GPT4 responds like a chatbot, so it will answer questions and many experts train newbies by learning how to ask good questions. My problem with this is that answers to questions are rarely in the form of usable content. But they may lead you there or provide clues to include in more productive prompts. The key to getting good results is familiarization through experimentation. Write prompts as if you are giving a writing assignment to a writer and then followup afterwards with iterative prompts to improve the results.
Start developing your prompts by clearly defining the topic while providing the most important information within the first prompt. Keep it relatively simple - loading the 1st prompt with too much information or too many instructions can overload the generator and it won't remember them all. That said it's impressive how much it can retain from prompts. But if you have a lot of instructions iterate through them in response to initial output.
The AI is trained to give short responses unless given instructions to go deeper. Use terms like "comprehensive", "full length", "detailed", "include specific examples", "explain in detail", etc. to trigger more informative content in the original prompt. Increasing the number of words or characters or paragraphs does not lead to better information.The best results come from subsequent corrective prompts, and sometimes by starting over until the first pass is acceptably on target. Instruct the AI as you would when asking a writer for another draft. When the generator pauses, use the "continue" prompt to get more out of the AI - something that I always do. Most in depth content requires many corrective prompts - (they might all be "continue"). The "continue" prompt is way to coax the AI to output more of what it knows - a way to make the AI dig deeper.
Improve the quality. After the AI generates an acceptable version, ask it to improve on it - with more detail, more examples, background, etc. Request additional versions and chose one or manually pull from them and assemble the best from each. Use the AI to improve its own output.
Example
Here's an example starting from a simple prompt that includes a detailed list of requirements that the AI was able to remember and successfully execute.
Example prompt:
"Write a comprehensive article on the films directed by Steven Soderbergh. Include detailed plot summaries, box office successes & failures, audience reactions, main actors, studio involved, production costs, etc. Include specific examples of critic reviews and any comments made by the director regarding each film."
I used 7 additional prompts of "continue" to draw out more info each time the generator paused. The writer generated decent content that definitely needs some manual editing. Note that starting with PROMPT 4 content starts repeating some information.
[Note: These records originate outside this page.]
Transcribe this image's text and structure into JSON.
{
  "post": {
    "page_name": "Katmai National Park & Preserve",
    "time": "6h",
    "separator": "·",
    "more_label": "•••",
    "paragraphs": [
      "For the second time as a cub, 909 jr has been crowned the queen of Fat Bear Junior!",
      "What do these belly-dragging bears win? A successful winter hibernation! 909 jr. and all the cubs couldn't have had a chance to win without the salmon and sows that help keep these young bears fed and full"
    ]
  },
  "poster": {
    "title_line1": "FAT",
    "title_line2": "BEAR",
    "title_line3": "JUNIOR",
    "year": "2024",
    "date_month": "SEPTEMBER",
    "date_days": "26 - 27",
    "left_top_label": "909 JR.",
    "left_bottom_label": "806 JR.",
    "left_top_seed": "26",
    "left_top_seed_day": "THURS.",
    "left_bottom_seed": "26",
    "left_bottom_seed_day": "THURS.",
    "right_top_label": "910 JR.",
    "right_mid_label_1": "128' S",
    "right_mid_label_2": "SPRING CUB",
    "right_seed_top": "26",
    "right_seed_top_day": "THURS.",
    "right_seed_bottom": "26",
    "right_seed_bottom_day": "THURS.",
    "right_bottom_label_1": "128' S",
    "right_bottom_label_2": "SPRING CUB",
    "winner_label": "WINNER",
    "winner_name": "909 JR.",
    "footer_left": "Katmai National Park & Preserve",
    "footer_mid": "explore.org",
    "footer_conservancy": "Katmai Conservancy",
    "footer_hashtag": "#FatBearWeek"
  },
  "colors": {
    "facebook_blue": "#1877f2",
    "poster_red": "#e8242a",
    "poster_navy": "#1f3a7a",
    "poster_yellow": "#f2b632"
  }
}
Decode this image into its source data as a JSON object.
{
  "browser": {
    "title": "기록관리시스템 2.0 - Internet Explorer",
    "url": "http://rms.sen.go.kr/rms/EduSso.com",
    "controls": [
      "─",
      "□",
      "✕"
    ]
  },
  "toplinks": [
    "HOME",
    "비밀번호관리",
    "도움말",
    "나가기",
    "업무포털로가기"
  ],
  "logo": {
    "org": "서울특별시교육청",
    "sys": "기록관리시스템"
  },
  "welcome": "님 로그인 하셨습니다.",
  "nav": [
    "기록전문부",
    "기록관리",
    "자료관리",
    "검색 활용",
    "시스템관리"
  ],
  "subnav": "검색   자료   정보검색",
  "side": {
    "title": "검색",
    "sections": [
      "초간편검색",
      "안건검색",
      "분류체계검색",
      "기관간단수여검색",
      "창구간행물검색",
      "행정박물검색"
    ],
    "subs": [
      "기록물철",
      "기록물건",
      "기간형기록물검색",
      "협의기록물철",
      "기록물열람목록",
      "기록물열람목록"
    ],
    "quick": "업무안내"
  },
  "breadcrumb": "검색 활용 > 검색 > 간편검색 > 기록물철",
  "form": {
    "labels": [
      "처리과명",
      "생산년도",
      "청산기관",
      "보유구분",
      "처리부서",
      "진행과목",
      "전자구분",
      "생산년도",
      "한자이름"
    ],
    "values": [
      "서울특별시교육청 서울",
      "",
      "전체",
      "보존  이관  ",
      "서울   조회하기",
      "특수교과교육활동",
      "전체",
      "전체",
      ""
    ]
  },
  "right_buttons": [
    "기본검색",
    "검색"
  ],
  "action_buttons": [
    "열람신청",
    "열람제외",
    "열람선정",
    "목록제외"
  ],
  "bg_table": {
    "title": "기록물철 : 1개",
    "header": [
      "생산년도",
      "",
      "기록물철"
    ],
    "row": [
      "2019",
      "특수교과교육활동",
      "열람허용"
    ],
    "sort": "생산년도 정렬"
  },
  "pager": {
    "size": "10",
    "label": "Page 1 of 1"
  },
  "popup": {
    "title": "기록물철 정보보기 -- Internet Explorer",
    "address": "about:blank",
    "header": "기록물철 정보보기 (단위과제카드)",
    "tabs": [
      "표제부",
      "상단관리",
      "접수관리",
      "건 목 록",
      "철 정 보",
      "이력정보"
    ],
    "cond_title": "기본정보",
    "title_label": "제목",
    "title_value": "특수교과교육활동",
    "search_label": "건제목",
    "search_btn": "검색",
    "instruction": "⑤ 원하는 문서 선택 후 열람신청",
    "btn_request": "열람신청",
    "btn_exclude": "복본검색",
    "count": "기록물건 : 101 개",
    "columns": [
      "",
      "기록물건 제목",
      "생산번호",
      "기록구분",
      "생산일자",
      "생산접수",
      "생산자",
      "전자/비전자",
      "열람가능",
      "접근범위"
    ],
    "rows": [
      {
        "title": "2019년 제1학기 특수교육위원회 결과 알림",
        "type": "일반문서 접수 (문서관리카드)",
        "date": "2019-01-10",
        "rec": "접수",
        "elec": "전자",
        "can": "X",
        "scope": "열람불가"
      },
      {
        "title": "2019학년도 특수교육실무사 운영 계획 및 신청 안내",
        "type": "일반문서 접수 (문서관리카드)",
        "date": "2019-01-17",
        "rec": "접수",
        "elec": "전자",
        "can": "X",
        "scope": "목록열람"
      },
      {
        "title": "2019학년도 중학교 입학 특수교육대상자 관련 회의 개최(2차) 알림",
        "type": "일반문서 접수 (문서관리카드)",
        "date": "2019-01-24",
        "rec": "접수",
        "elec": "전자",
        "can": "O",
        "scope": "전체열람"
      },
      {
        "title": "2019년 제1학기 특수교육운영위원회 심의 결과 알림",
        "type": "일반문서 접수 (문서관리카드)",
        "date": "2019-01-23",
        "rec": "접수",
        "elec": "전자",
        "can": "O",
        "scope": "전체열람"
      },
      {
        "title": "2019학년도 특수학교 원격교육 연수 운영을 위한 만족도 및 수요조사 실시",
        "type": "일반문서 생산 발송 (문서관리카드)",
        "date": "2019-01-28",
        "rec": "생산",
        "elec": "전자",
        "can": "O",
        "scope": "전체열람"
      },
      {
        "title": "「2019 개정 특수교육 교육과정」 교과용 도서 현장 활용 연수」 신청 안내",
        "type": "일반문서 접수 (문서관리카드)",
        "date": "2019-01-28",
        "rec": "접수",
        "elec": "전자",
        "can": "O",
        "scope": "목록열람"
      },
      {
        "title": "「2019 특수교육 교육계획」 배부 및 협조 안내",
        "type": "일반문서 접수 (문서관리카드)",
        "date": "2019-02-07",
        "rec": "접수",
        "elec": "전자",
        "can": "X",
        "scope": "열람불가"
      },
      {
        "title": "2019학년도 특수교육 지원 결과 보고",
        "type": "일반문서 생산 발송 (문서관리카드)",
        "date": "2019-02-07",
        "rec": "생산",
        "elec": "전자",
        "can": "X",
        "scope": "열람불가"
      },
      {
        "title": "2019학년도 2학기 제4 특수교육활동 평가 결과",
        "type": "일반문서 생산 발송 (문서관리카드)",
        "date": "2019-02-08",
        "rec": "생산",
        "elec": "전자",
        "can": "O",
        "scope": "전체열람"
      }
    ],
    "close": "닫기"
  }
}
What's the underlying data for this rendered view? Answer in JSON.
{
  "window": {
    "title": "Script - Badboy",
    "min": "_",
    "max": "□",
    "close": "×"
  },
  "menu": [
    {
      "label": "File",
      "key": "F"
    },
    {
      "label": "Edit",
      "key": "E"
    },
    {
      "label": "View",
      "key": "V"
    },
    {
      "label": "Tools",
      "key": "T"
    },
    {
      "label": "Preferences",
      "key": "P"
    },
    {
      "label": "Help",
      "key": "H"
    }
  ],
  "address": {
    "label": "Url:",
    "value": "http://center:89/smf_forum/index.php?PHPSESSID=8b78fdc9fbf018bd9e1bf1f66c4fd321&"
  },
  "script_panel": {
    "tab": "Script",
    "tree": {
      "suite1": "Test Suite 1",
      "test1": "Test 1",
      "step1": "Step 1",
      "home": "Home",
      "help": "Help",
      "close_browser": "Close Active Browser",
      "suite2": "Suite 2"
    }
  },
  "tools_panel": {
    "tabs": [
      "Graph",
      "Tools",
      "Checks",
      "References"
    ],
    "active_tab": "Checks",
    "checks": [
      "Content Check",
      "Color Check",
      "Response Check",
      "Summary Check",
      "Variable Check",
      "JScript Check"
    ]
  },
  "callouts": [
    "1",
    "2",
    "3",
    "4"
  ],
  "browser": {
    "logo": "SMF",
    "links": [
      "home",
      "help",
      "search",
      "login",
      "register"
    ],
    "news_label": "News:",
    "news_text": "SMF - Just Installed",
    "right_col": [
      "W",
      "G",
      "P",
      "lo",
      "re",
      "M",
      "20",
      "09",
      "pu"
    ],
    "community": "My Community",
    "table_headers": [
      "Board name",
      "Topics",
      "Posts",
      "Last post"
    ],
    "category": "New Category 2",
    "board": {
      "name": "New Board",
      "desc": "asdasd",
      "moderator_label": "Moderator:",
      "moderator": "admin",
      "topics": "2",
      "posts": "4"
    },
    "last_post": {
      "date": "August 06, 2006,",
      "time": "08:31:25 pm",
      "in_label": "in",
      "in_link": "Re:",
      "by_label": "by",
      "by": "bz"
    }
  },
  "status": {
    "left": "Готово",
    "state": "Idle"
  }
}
Each section also has a concluding paragraph, so editing is needed before using this.
Note how much shorter the response would have been if left completely to the AI. Making multiple "continue" prompts got a much better though still flawed output. This is not really a "comprehensive article" as requested. I would suggest running more queries for additional background and commentary on Soderbergh's work & combine them with selected edits from this first draft.
"Advanced Data Analysis" (formerly "Code Interpreter")
GPT4 comes with some very powerful utilities that improve productivity - by bringing data into the picture. You can upload a list of items and prompt the AI on using it.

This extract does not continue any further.